- Theatrical release poster
- Directed by: Tom Kingsley Will Sharpe
- Screenplay by: Will Sharpe
- Produced by: Sarah Brocklehurst
- Starring: Chris Langham Simon Amstell Amanda Hadingue Colin Hurley
- Cinematography: Simon Walton
- Edited by: Tom Kingsley Will Sharpe
- Music by: Ralegh Long Arthur Sharpe
- Distributed by: Self-distributed
- Release date: 11 November 2011;
- Running time: 83 minutes
- Country: United Kingdom
- Language: English
- Budget: £25,000
- Box office: approximately £30,000

= Black Pond =

2011 British film

Black Pond is a 2011 low-budget independent film by British directors Tom Kingsley and Will Sharpe, starring Chris Langham. It was nominated for the 2012 BAFTA Award for Outstanding British Debut.

==Premise==
Black Pond is a black comedy in which a family is accused of murder after a stranger comes to dinner.
== Production ==
Black Pond stars Chris Langham. The film cost £25,000 to make.

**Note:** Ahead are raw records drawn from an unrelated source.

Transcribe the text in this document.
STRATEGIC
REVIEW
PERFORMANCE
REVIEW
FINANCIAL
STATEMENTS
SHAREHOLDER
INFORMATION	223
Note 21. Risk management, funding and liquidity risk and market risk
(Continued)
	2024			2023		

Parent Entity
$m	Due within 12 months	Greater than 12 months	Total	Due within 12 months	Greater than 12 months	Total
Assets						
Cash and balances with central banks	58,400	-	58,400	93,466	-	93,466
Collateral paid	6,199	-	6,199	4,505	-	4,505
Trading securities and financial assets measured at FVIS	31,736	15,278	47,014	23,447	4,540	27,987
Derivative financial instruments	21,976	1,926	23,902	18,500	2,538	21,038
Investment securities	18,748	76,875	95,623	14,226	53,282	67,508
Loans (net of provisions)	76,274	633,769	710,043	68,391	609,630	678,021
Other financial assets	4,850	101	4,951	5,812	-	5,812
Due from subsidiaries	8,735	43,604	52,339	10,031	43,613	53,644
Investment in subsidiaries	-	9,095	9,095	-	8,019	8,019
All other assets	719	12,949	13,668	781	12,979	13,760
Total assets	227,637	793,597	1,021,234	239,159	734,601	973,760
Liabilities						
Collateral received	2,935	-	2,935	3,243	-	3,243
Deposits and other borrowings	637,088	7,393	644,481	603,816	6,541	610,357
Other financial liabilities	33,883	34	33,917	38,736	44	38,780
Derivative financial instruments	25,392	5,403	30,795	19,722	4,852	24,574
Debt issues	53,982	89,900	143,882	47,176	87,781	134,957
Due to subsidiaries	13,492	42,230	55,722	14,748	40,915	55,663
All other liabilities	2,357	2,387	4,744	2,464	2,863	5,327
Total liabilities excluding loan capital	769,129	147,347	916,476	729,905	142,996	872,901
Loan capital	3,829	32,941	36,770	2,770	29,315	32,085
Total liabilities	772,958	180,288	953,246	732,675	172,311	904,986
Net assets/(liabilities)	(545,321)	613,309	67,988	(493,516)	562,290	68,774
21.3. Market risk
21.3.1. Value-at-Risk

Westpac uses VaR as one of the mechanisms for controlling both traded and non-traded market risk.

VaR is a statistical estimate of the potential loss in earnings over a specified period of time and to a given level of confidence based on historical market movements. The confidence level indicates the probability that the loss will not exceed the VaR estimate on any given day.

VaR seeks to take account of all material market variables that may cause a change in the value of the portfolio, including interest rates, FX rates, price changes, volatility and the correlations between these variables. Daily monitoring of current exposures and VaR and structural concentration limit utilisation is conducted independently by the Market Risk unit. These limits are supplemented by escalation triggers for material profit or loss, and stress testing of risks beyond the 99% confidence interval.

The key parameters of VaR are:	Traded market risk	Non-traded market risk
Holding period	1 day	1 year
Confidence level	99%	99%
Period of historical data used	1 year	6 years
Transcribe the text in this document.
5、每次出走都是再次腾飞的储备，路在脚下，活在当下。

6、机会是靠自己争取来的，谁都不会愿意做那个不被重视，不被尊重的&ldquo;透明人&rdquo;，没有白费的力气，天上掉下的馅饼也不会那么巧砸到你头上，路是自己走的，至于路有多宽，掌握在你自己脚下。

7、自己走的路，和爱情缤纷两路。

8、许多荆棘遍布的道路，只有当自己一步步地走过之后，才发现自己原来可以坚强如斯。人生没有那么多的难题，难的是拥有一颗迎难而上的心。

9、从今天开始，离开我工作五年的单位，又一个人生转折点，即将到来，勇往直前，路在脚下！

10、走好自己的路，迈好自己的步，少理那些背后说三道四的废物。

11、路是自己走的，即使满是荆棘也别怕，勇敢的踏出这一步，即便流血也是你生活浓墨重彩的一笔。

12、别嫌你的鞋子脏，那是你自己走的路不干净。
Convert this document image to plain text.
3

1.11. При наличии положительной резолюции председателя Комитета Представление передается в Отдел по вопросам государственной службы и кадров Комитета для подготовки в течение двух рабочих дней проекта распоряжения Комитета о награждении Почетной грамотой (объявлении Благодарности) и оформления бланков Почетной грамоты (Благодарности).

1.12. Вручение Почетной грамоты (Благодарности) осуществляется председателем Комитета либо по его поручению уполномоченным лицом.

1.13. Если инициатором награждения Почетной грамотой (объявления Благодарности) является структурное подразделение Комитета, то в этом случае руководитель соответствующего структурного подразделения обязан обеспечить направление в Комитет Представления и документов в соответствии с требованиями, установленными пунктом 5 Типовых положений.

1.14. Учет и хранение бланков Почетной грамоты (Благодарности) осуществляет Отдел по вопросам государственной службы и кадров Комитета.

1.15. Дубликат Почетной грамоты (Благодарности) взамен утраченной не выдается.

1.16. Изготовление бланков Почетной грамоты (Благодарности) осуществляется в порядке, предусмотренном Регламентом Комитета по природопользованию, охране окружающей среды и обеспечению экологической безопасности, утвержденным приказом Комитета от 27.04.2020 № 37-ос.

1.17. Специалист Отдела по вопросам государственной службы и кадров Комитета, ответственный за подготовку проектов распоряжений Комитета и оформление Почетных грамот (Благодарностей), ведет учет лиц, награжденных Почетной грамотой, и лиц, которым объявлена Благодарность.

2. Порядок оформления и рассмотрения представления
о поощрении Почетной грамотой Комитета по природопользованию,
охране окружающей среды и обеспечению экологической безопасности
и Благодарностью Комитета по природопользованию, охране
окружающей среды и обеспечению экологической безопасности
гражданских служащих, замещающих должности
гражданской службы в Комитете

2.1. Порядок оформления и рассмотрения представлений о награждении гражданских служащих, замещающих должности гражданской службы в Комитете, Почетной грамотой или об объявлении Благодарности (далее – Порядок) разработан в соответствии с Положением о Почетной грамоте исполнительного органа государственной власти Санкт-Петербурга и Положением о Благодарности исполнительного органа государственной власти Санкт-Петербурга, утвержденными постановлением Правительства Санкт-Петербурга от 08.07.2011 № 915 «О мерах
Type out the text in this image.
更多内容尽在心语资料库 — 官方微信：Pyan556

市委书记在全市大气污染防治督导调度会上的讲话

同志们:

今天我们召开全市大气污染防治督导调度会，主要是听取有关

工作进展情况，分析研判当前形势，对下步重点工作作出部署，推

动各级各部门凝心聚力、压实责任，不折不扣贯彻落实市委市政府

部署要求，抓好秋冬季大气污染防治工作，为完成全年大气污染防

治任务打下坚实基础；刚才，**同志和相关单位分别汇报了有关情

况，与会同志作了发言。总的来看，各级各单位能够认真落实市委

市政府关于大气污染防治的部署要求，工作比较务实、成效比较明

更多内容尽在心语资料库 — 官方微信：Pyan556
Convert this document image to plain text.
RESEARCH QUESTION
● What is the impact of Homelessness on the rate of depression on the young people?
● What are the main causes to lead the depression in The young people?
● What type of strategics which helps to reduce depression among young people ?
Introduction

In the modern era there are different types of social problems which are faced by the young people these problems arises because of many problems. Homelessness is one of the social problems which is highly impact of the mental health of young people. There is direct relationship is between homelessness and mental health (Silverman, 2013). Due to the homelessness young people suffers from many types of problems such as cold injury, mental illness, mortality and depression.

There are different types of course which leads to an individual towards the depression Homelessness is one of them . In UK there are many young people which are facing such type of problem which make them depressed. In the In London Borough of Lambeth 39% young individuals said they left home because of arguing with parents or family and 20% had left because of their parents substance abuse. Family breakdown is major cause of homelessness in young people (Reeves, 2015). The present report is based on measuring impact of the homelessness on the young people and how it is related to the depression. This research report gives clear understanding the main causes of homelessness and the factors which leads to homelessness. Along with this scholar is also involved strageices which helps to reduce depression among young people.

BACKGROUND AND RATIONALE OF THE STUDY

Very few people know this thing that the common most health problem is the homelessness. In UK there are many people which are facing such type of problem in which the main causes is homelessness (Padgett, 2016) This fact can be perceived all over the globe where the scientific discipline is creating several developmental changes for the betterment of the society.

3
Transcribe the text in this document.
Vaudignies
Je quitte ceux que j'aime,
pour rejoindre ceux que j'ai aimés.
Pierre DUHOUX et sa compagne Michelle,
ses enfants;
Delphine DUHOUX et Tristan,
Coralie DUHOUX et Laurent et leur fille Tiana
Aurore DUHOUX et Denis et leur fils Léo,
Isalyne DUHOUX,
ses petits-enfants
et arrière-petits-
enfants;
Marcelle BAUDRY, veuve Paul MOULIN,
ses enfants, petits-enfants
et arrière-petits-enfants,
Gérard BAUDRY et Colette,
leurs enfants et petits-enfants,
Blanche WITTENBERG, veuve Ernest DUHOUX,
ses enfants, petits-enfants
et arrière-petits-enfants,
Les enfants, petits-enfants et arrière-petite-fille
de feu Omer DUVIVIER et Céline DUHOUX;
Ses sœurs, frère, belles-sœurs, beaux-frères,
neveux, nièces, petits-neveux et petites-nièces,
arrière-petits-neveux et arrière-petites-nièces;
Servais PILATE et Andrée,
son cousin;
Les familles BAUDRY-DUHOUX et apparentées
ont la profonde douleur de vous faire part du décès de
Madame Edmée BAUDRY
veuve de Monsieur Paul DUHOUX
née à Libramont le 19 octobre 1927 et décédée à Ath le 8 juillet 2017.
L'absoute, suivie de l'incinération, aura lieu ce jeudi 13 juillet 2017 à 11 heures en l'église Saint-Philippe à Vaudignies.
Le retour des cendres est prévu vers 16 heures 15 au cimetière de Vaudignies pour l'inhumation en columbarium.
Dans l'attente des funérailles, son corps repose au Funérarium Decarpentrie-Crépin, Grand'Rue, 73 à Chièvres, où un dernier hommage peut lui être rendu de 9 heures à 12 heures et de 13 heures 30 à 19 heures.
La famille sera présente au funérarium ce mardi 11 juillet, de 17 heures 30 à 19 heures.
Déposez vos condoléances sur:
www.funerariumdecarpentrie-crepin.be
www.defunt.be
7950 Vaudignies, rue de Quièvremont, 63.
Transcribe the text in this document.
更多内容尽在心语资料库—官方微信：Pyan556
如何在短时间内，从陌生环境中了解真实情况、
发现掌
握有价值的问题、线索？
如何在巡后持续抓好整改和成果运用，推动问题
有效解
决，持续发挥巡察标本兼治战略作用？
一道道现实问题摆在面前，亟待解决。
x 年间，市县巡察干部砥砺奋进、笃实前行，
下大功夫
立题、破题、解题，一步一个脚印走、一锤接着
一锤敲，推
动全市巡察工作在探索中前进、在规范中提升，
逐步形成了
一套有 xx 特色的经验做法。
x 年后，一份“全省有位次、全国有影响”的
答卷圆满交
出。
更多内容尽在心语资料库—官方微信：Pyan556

==Release and reception ==
The film premiered at the Raindance Film Festival, and was nominated for the Raindance Award at the British Independent Film Awards as well as two Evening Standard Awards, for Best Debut and Best Comedy. It was nominated for the 2012 BAFTA Outstanding British Debut Award.

The film was also shortlisted for the Guardian First Film Award in 2012.